My congressman expressed a similar Isolationism about Iraq when he said America has no business getting involved in Iraq's thousand years civil war. A Democrat claiming Bush started the War, we had to business fighting. I heard the same belief in emails to me in Iraq from Church members. Americans have no business in the Europe's or the Middle East's or SE Asian's anyone else's wars. Let those Asian boys fight them as LBJ tried to triangulated the sentiment. Let the Iraqi's fight their own civil war.
When the Military Voices group met, and folks explained their Churches efforts to honor Vets in special services, I suggested we ought to have another service to hear the voices of those opposed to these Wars. Hear their reflections now. Repeat the words they wrote then.

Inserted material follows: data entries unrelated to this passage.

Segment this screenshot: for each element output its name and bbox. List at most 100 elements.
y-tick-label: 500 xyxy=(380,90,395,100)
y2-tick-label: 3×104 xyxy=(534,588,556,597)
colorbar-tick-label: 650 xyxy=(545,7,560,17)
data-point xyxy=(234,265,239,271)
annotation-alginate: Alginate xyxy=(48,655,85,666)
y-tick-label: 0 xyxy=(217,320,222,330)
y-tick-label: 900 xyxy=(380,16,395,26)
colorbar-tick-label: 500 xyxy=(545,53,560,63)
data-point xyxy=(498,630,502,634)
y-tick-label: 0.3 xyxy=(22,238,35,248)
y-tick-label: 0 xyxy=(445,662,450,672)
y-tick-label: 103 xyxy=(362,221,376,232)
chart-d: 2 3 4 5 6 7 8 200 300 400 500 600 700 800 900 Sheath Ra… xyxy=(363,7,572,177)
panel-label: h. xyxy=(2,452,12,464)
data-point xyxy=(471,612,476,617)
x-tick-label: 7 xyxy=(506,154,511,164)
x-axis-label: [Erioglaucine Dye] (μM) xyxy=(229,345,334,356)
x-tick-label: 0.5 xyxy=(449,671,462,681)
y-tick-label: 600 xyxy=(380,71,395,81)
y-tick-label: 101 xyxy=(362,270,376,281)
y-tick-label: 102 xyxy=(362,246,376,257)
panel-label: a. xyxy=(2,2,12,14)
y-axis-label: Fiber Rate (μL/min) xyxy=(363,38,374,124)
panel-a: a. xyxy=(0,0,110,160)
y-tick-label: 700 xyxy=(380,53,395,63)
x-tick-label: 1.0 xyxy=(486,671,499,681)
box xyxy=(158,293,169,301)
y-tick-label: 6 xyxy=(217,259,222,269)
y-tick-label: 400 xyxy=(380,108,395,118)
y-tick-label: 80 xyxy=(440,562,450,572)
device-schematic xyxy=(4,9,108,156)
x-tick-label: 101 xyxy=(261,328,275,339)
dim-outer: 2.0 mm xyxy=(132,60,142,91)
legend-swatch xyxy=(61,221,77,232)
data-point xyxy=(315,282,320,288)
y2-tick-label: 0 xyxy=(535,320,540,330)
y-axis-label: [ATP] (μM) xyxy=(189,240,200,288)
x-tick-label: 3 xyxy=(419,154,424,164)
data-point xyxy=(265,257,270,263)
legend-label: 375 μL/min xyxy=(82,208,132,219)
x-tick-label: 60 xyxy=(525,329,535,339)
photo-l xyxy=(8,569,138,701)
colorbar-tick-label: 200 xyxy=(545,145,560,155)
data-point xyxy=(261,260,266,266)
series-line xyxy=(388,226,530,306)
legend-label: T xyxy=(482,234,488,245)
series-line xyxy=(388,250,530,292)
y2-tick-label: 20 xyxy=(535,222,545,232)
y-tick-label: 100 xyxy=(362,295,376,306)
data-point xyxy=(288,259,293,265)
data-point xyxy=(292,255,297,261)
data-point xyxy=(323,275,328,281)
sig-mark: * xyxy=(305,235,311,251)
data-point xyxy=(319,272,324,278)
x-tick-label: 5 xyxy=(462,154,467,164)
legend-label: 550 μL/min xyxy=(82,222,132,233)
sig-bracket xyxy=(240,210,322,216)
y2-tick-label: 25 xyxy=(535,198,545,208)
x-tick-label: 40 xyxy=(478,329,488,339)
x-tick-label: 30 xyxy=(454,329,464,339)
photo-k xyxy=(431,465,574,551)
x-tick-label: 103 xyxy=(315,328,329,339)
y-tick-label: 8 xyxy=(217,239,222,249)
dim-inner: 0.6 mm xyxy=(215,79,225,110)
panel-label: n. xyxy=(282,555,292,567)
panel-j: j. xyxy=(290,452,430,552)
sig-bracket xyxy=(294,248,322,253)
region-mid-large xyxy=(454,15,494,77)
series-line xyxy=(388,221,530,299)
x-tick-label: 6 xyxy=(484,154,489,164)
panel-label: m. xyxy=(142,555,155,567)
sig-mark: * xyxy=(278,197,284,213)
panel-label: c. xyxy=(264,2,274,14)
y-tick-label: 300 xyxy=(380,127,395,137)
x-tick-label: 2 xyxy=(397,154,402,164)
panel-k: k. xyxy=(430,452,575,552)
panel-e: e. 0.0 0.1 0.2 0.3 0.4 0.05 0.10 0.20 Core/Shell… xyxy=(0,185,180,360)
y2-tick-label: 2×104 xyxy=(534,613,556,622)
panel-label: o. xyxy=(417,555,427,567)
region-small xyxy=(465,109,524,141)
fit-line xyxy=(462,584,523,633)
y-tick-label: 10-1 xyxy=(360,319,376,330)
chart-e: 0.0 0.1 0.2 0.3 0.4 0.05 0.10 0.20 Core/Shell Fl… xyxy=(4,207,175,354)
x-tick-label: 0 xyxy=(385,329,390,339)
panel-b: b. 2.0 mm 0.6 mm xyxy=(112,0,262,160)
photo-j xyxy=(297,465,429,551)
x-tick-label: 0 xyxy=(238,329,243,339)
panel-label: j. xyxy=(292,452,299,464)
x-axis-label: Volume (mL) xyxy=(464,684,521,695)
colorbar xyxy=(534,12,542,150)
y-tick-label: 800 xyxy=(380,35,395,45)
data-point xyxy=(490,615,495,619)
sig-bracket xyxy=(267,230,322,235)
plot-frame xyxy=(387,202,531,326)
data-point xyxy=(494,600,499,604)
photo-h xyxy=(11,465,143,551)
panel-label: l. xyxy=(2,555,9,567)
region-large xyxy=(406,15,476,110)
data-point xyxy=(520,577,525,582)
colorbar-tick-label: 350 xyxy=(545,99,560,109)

I get mixed reviews on those thoughts. Sometimes I'm told no one, or hardly anyone, opposed America's entry into WW2. America was united then, in a way not today.

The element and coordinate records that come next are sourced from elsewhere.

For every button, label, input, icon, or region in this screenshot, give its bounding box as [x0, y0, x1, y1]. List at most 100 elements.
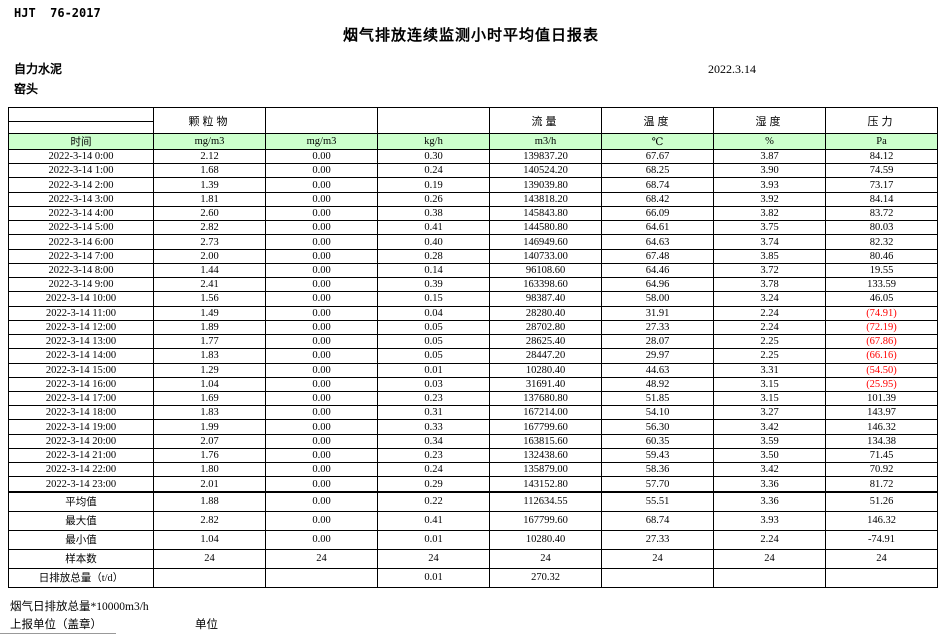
value-cell: 143152.80: [489, 476, 602, 492]
doc-code: HJT 76-2017: [14, 6, 101, 20]
row-label-cell: 样本数: [8, 548, 154, 569]
value-cell: 64.46: [601, 262, 714, 279]
value-cell: 68.74: [601, 510, 714, 531]
value-cell: 0.00: [265, 319, 378, 336]
col-header-blank-2: [377, 107, 490, 134]
row-label-cell: 2022-3-14 5:00: [8, 220, 154, 236]
value-cell: 132438.60: [489, 447, 602, 464]
value-cell: 46.05: [825, 291, 938, 307]
value-cell: 0.00: [265, 405, 378, 421]
value-cell: 140733.00: [489, 248, 602, 264]
value-cell: 0.00: [265, 220, 378, 236]
row-label-cell: 最小值: [8, 529, 154, 550]
value-cell: 0.05: [377, 334, 490, 350]
value-cell: 60.35: [601, 433, 714, 449]
value-cell: 3.31: [713, 362, 826, 378]
value-cell: 74.59: [825, 163, 938, 179]
row-label-cell: 最大值: [8, 510, 154, 531]
value-cell: 28.07: [601, 334, 714, 350]
value-cell: 84.12: [825, 148, 938, 165]
value-cell: [713, 567, 826, 589]
value-cell: 0.41: [377, 510, 490, 531]
value-cell: 56.30: [601, 419, 714, 435]
row-label-cell: 2022-3-14 6:00: [8, 234, 154, 250]
value-cell: 31691.40: [489, 376, 602, 392]
value-cell: 3.93: [713, 510, 826, 531]
value-cell: 28280.40: [489, 305, 602, 321]
footer-line: 上报单位（盖章） 单位: [10, 616, 410, 632]
value-cell: 1.56: [153, 291, 266, 307]
value-cell: 10280.40: [489, 362, 602, 378]
value-cell: 270.32: [489, 567, 602, 589]
report-unit-label: 上报单位（盖章）: [10, 619, 102, 631]
hourly-data-row: 2022-3-14 18:00 1.83 0.00 0.31 167214.00 54.1…: [8, 405, 938, 421]
hourly-data-row: 2022-3-14 20:00 2.07 0.00 0.34 163815.60 60.3…: [8, 433, 938, 449]
value-cell: 2.25: [713, 334, 826, 350]
total-emission-note: 烟气日排放总量*10000m3/h: [10, 601, 149, 613]
value-cell: 1.39: [153, 177, 266, 193]
row-label-cell: 2022-3-14 21:00: [8, 447, 154, 464]
value-cell: 134.38: [825, 433, 938, 449]
value-cell: 0.24: [377, 462, 490, 478]
value-cell: 3.74: [713, 234, 826, 250]
value-cell: 0.00: [265, 291, 378, 307]
value-cell: 1.04: [153, 376, 266, 392]
value-cell: 28447.20: [489, 348, 602, 364]
value-cell: 3.15: [713, 376, 826, 392]
summary-row: 样本数 24 24 24 24 24 24 24: [8, 548, 938, 569]
value-cell: 3.42: [713, 462, 826, 478]
value-cell: 29.97: [601, 348, 714, 364]
row-label-cell: 2022-3-14 10:00: [8, 291, 154, 307]
spacer-row: [8, 490, 938, 493]
hourly-data-row: 2022-3-14 11:00 1.49 0.00 0.04 28280.40 31.91…: [8, 305, 938, 321]
value-cell: [153, 567, 266, 589]
table-body: 2022-3-14 0:00 2.12 0.00 0.30 139837.20 67.67…: [8, 148, 938, 589]
row-label-cell: 平均值: [8, 491, 154, 512]
hourly-data-row: 2022-3-14 12:00 1.89 0.00 0.05 28702.80 27.33…: [8, 319, 938, 336]
summary-row: 平均值 1.88 0.00 0.22 112634.55 55.51 3.36 51.26: [8, 491, 938, 512]
value-cell: 0.00: [265, 234, 378, 250]
row-label-cell: 2022-3-14 15:00: [8, 362, 154, 378]
value-cell: 3.36: [713, 491, 826, 512]
page-cut-line: [0, 633, 116, 634]
value-cell: 146.32: [825, 510, 938, 531]
value-cell: 84.14: [825, 191, 938, 207]
value-cell: 163815.60: [489, 433, 602, 449]
row-label-cell: 2022-3-14 2:00: [8, 177, 154, 193]
row-label-cell: 2022-3-14 4:00: [8, 205, 154, 222]
value-cell: 144580.80: [489, 220, 602, 236]
value-cell: 64.63: [601, 234, 714, 250]
value-cell: 0.28: [377, 248, 490, 264]
hourly-data-row: 2022-3-14 14:00 1.83 0.00 0.05 28447.20 29.97…: [8, 348, 938, 364]
value-cell: 1.04: [153, 529, 266, 550]
value-cell: 0.19: [377, 177, 490, 193]
value-cell: 66.09: [601, 205, 714, 222]
hourly-data-row: 2022-3-14 5:00 2.82 0.00 0.41 144580.80 64.61…: [8, 220, 938, 236]
value-cell: 1.44: [153, 262, 266, 279]
value-cell: 146.32: [825, 419, 938, 435]
unit-header-row: 时间 mg/m3 mg/m3 kg/h m3/h ℃ % Pa: [8, 133, 938, 150]
value-cell: 3.36: [713, 476, 826, 492]
value-cell: 2.82: [153, 510, 266, 531]
value-cell: (72.19): [825, 319, 938, 336]
value-cell: 1.83: [153, 348, 266, 364]
value-cell: 3.72: [713, 262, 826, 279]
value-cell: 145843.80: [489, 205, 602, 222]
value-cell: 0.04: [377, 305, 490, 321]
value-cell: 1.99: [153, 419, 266, 435]
row-label-cell: 2022-3-14 16:00: [8, 376, 154, 392]
summary-row: 最小值 1.04 0.00 0.01 10280.40 27.33 2.24 -74.91: [8, 529, 938, 550]
value-cell: 139039.80: [489, 177, 602, 193]
value-cell: 140524.20: [489, 163, 602, 179]
value-cell: 0.40: [377, 234, 490, 250]
value-cell: 2.60: [153, 205, 266, 222]
value-cell: (66.16): [825, 348, 938, 364]
value-cell: 2.82: [153, 220, 266, 236]
value-cell: 0.00: [265, 205, 378, 222]
value-cell: 28625.40: [489, 334, 602, 350]
value-cell: 3.82: [713, 205, 826, 222]
value-cell: 28702.80: [489, 319, 602, 336]
value-cell: 1.68: [153, 163, 266, 179]
value-cell: 0.00: [265, 348, 378, 364]
col-header-pressure: 压力: [825, 107, 938, 134]
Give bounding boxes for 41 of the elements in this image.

I doubt that. Paul Fussell's The Boys' Crusade dispelled that nostrum for me. Read Fussell's analysis of the troop morale reports and how many understood why America was fighting Germany.
So, to try and recapture some of those anti-War voices, and to hear what they were saying during the war --recall sedition laws were enforced then-- I'm going to try and reclaim some of those voices and post them.

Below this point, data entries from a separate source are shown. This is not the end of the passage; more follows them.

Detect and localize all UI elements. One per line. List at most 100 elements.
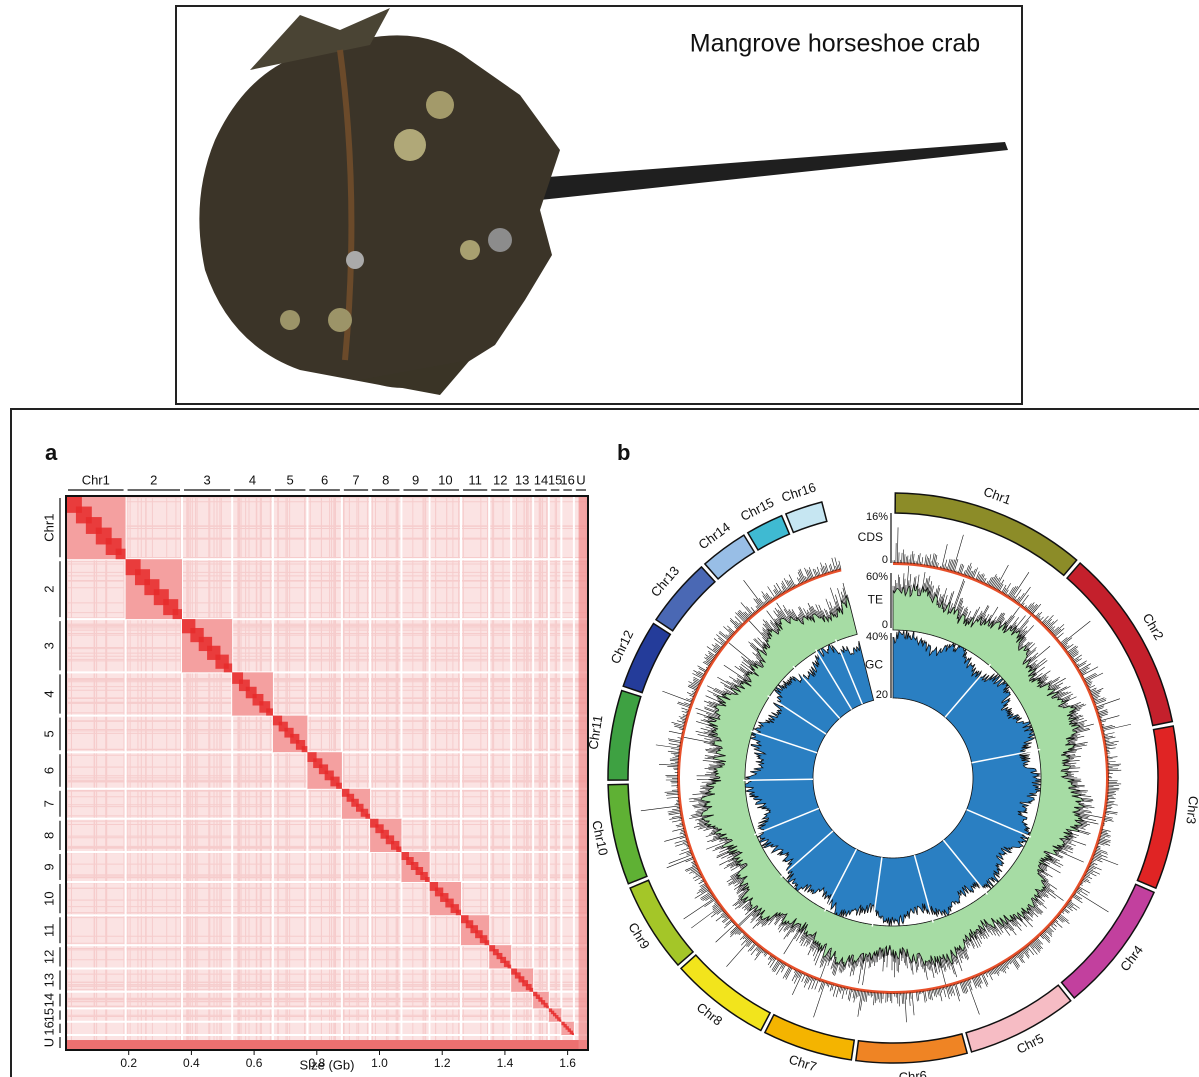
diagonal-core — [450, 904, 459, 914]
gc-separator — [913, 854, 934, 923]
gc-separator — [780, 830, 834, 878]
diagonal-core — [550, 1010, 555, 1015]
diagonal-core — [507, 964, 512, 969]
chromosome-label: Chr7 — [787, 1052, 818, 1075]
diagonal-core — [557, 1017, 561, 1021]
chromosome-label: 4 — [41, 690, 56, 697]
diagonal-core — [375, 824, 384, 834]
diagonal-core — [223, 663, 233, 673]
diagonal-core — [546, 1005, 549, 1009]
diagonal-core — [295, 740, 306, 750]
track-min: 20 — [876, 689, 888, 701]
gc-separator — [823, 848, 858, 912]
chromosome-label: 15 — [548, 472, 562, 487]
diagonal-core — [232, 672, 244, 684]
diagonal-core — [115, 548, 126, 560]
chromosome-label: 15 — [41, 1008, 56, 1022]
diagonal-core — [479, 935, 488, 944]
diagonal-core — [245, 686, 257, 699]
diagonal-core — [522, 980, 529, 987]
diagonal-core — [529, 987, 534, 992]
track-max: 40% — [866, 631, 888, 643]
chromosome-ideogram — [629, 879, 695, 967]
x-tick-label: 0.2 — [120, 1056, 137, 1070]
gc-separator — [944, 663, 992, 718]
diagonal-core — [401, 852, 409, 861]
panel-label: b — [617, 440, 630, 465]
panel-frame — [10, 408, 1199, 1077]
diagonal-core — [346, 793, 355, 802]
chromosome-label: 11 — [468, 472, 482, 487]
diagonal-core — [380, 829, 389, 839]
chromosome-label: Chr12 — [608, 628, 637, 666]
chromosome-label: 7 — [41, 800, 56, 807]
diagonal-core — [571, 1032, 574, 1036]
gc-separator — [971, 748, 1041, 764]
diagonal-core — [406, 857, 414, 866]
chromosome-label: 7 — [352, 472, 359, 487]
diagonal-core — [518, 976, 525, 983]
x-tick-label: 0.8 — [308, 1056, 325, 1070]
chromosome-label: 12 — [493, 472, 507, 487]
chromosome-label: U — [576, 472, 585, 487]
diagonal-core — [278, 721, 288, 732]
diagonal-core — [318, 764, 329, 775]
chromosome-label: 14 — [534, 472, 548, 487]
gc-separator — [750, 730, 818, 754]
diagonal-core — [429, 881, 439, 891]
chromosome-ideogram — [607, 783, 648, 885]
chromosome-ideogram — [854, 1032, 969, 1064]
chromosome-ideogram — [622, 622, 672, 694]
diagonal-core — [565, 1026, 569, 1030]
chromosome-label: 9 — [41, 863, 56, 870]
chromosome-label: U — [41, 1038, 56, 1047]
gc-separator — [743, 778, 814, 782]
diagonal-core — [284, 727, 294, 738]
x-tick-label: 0.6 — [246, 1056, 263, 1070]
diagonal-core — [533, 991, 538, 997]
x-tick-label: 0.4 — [183, 1056, 200, 1070]
diagonal-core — [461, 915, 469, 924]
chromosome-label: 6 — [321, 472, 328, 487]
unplaced-band — [578, 496, 588, 1050]
diagonal-core — [266, 708, 273, 716]
diagonal-core — [500, 956, 507, 964]
diagonal-core — [424, 876, 430, 882]
chromosome-ideogram — [654, 565, 716, 632]
diagonal-core — [434, 887, 444, 897]
diagonal-core — [561, 1021, 565, 1026]
te-track — [699, 583, 1086, 969]
diagonal-core — [351, 798, 359, 807]
chromosome-ideogram — [607, 689, 642, 781]
diagonal-core — [445, 898, 454, 908]
chromosome-label: Chr11 — [585, 714, 605, 750]
diagonal-core — [569, 1030, 574, 1035]
chromosome-label: Chr2 — [1140, 611, 1167, 643]
diagonal-core — [313, 758, 323, 769]
x-tick-label: 1.2 — [434, 1056, 451, 1070]
diagonal-core — [336, 782, 342, 789]
chromosome-label: Chr1 — [41, 514, 56, 542]
diagonal-core — [538, 997, 543, 1002]
gc-separator — [814, 649, 853, 710]
te-spikes — [683, 565, 1103, 986]
chromosome-label: 5 — [287, 472, 294, 487]
chromosome-ideogram — [763, 1013, 856, 1061]
panel-label: a — [45, 440, 58, 465]
chromosome-label: Chr1 — [82, 472, 110, 487]
diagonal-core — [552, 1012, 557, 1017]
track-name: GC — [865, 658, 883, 672]
track-name: TE — [868, 593, 883, 607]
chromosome-ideogram — [746, 514, 791, 551]
chromosome-label: 12 — [41, 950, 56, 964]
diagonal-core — [514, 972, 521, 979]
chromosome-label: 10 — [438, 472, 452, 487]
chromosome-label: 2 — [41, 586, 56, 593]
chromosome-ideogram — [1065, 561, 1174, 727]
diagonal-core — [301, 746, 308, 753]
chromosome-label: 10 — [41, 891, 56, 905]
diagonal-core — [540, 1000, 546, 1005]
diagonal-core — [489, 945, 496, 952]
track-min: 0 — [882, 619, 888, 631]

For starters, fellow Dutch-American and Hope College Grad --still remembered by Hope too with lectures in his name on War and Peace-- AJ Muste. Here are some thoughts on what Muste believed during the War via Ira Chernus,
Muste pointed out that if the U.S. destroyed Germany, it would have to impose a long military occupation and deny democracy to the Germans, or else risk another war. Moreover, the victorious Allies would inevitably resume their domination of the world's economic resources, perpetuating the inequities that had led to the war in the first place. Listening to the pronouncements of U.S. and British leaders during the war, Muste heard a vision of "American-British military domination of the earth," to protect their economic advantage. Indeed, he said, all possible outcomes of the war would lead to more enmity, not the world community that U.S. leaders publicly advocated. Capitalism would be preserved and its rule strengthened. A return to the familiar pre-war capitalist system, buttressed by a massively militarized state, would lead to more economic depressions. (Many pro-capitalist observers agreed with him on this point.) Then there would be either "a period marked by chaos and incalculable woe", or the imposition of totalitarian-style controls¾ the very thing the war was supposed to prevent. Eventually, just as after World War I, the bitterness and hardship created by this war would sow the seeds of the next.So when we honor the Vets, we ought consider another service, and recall those opposed. Read them, and ask ourselves what would have happened had we followed their paths. The notion America was headed for a huge economic collapse absent the War Time stimulus, and potentially Fascism, was a widespread thought on both the left and right in War Time America.
[***]
Some of Muste's predictions about the postwar era were accurate. The European imperial systems did collapse. There was a new war. Although it was a cold war, it did bring a vast militarization of U.S. society. And it brought more insecurity to many millions of people. But it would be hard to argue that World War II created, in any sense, the kind of total disaster or world "suicide" that Muste predicted. He took the post-World War I era as his model, expecting it to be replicated on a larger scale. But it did not happen that way. There was no economic depression. Nor were there social revolutions in Europe. And the defeated nations made no effort to strike back at the victors militarily. Muste's views proved to be excessively apocalyptic. This was true, in part, because the U.S. government made sure it did not happen. Ironically, U.S. leaders were acting out of apocalyptic fears surprisingly similar to Muste's, though of course they blamed the supposed threats on quite different factors than he did.
Why that didn't happen an important thing to understand.
Why Muste's forecast didn't fully come true; the result of Muste's any many others profound misunderstanding of Americans and our institutions.
We're not going to understand his failure if we don't resurrect these voices, and a service bringing them back-to-life a nice way to start that appraisal. War didn't begat more war, but fear of another did begat an absense of War: And the defeated nations made no effort to strike back at the victors militarily. Muste's views proved to be excessively apocalyptic. This was true, in part, because the U.S. government made sure it did not happen.
Make sure it does not happen... that's what America did, and still tries today. We forget that if we forget the critic A J Muste.